Nathalie Djurberg e Hans Berg
«Miuccia avait vu des sculptures que nous avions réalisées et que nous n'avions jamais exposées», explique Nathalie Djurberg. «Elle les a beaucoup aimées et nous a demandé si nous voulions en faire des bijoux, et l'idée nous a beaucoup plu ». Prada les a rencontrées pour la première fois en 2005 et, trois ans plus tard, elles exposent à la Fondazione Prada. Pour Mme Djurberg, les pilules colorées des bijoux de la saison FW22 et l'animal animé signifient «le désir d'avoir quelque chose de plus ou de différent, d'échapper à la réalité et à l'attrait de quelque chose d'étincelant». Hans se souvient du tournage de la vidéo des bijoux avec Isadora Barney, la fille de Bjork.

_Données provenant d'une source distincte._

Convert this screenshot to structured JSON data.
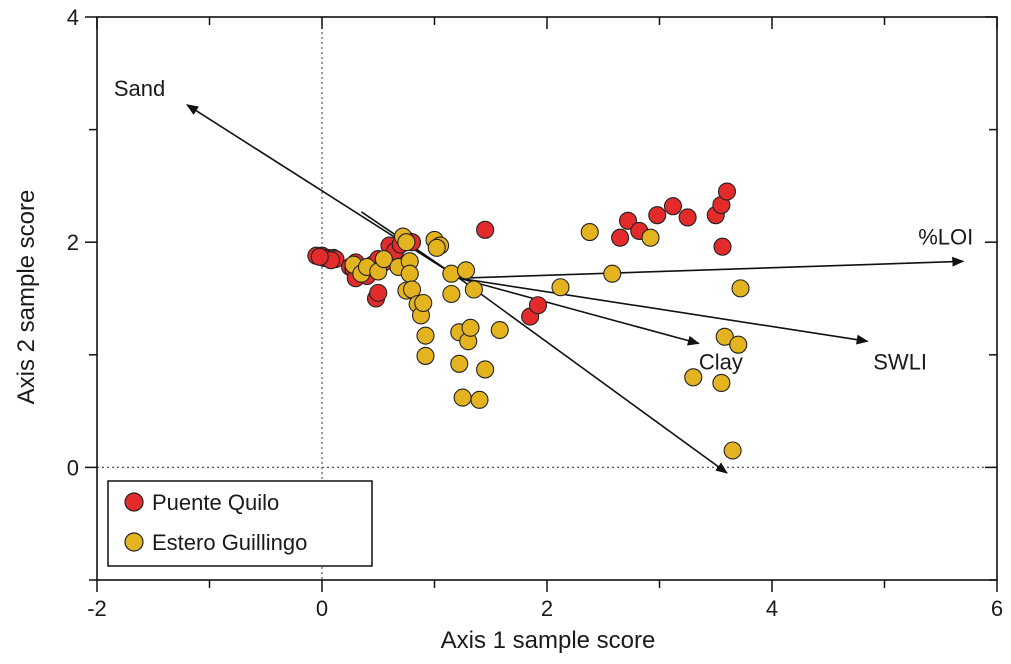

«Nous voulions créer une pause dans le défilé », a déclaré Berg à propos de la présentation de la saison FW22, «qui apparaîtrait de manière inattendue - en juxtaposant différentes idées les unes aux autres. J'ai vu le défilé de mode comme une histoire et j'ai créé la musique comme un récit dont l'intensité ne cesse de croître. Pour les mannequins comme pour les animations, il s'agissait de deux histoires se déroulant en parallèle».
Meriem Bennani
Lorsque M.me Prada a annoncé à Meriem Bennani que la collection SS22 était sérieuse, cette dernière a été surprise. J'ai dit : «Je suis désolée, je ne veux offenser personne, mais c'est tellement drôle», a-t-elle déclaré. «Ce n'est ni sérieux ni classique du tout. Cela l'a fait rire». Les conservateurs de la Fondazione Prada qui l'ont contactée lui ont dit que la collection jouait avec les proportions, ce qu'elle a trouvé ludique, et qu'elle résonnait avec son travail, qui s'inspire des dessins animés et défie la taille. Si vous regardez les vêtements avant la coupe, dit-elle, ce sont des silhouettes classiques - la coupe devient un geste qui perturbe le classique.
Prada pensait qu'un défilé de mode conventionnel avec transmission numérique était ennuyeux et voulait que Bennani crée quelque chose de nouveau. En vingt jours, Bennani a créé des installations avec des cadres entourant le défilé, a joué avec un public surréaliste qui n'existait pas pendant le défilé et a créé un début et une fin radicaux pour la vidéo du défilé. «Une grande partie de mon travail porte sur la féminité, les femmes de ma famille avec lesquelles j'ai grandi, les idées sur le corps, l'amour, ce qui est sexy, ce qui est laid», explique-t-elle. Elle a fait le lien entre ces idées et sa mère, que l'on voit dans la vidéo. Prada protégeait les artistes, a-t-elle expliqué, et ne voulait pas que les artistes de la Fondation soient mis à la mode, «comme si elle voulait préserver leur art d'une manière ou d'une autre. Je pense que l'approche de Prada en matière de mode est celle d'un artiste. Il est politique et pense vraiment à briser les conventions ».